For anyone intent on improving their fitness levels, injuries can derail the best of intentions and break your exercise habits. The best way to keep on track with your exercise goals is to remain injury-free. Here are a few exercise tips for newbies to prevent strains and sprains when working out.
You may want to get results quickly, but there’s a risk to undertaking too high-intensity training too quickly. This is especially important advice for beginners. There’s a greater risk of an injury when moving from low-intensity activities to high-intensity activities. It’s wise to be aware of one’s limits, and it’s recommended that anyone embarking on an exercise programme have one developed especially for them by a professional trainer or physiotherapist. Knowing why you’re exercising is also key to a more effective workout. If your goal is to enhance overall health, then progressing at a slower pace is more ideal.
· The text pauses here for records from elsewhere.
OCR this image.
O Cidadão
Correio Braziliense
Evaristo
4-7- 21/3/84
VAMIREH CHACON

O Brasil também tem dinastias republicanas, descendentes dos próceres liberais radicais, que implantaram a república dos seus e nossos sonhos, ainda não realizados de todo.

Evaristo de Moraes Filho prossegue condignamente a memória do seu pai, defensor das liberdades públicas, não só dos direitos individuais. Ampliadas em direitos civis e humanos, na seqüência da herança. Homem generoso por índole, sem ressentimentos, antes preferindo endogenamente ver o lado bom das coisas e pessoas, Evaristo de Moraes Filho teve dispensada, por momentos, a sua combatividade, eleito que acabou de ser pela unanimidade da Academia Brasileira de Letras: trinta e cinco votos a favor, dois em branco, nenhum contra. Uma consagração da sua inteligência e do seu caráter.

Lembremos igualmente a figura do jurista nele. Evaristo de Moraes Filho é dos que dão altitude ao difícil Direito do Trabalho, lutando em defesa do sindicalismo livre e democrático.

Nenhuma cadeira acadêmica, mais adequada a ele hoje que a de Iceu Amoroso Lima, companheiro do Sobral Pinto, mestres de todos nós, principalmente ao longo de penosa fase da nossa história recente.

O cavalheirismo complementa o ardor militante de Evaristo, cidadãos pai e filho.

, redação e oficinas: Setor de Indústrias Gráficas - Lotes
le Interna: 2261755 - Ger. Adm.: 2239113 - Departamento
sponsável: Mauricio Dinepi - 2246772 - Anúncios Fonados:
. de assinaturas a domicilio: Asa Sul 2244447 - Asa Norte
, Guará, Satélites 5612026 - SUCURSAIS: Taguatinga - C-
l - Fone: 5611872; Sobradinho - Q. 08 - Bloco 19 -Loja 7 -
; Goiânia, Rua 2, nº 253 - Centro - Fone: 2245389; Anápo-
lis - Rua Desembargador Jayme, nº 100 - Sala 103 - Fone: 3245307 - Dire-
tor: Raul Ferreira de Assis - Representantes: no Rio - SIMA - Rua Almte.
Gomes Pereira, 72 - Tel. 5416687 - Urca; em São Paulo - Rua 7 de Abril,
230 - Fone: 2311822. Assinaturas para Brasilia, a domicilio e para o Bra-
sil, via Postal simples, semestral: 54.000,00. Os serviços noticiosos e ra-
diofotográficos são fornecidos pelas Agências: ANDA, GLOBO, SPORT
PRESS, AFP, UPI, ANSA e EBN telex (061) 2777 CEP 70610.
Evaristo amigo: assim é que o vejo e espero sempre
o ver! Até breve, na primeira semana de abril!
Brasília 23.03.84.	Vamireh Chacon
It may come as a surprise to some, but even a sedate activity such as walking can take its toll especially if there’s a big jump in duration – such as moving from walking around a shopping centre to a rigorous five-kilometre walk. For those just starting to improve their functional fitness, a low-impact type of training such as swimming or cycling may be better.
It’s ideal to choose a form of activity that you’re comfortable with and one that your body can handle. This means beginners have to find the perfect line between balance (what your body can handle) and complexity. While boot camps do produce results, these have been known to cause injuries for those who haven’t exercised in a long time.
Normal progression is critical if beginners want to keep injuries at bay and remain positive and motivated towards their fitness goals. A good rule of thumb is an increase in distance or duration of your exercise of 10% every 1-2 weeks. Starting slowly, monitoring its impact on your body and move towards higher intensity activities or increase the distances covered slowly for better chances of success. Beginners can research what the normal progression is for their chosen form of exercise and use this as a guideline.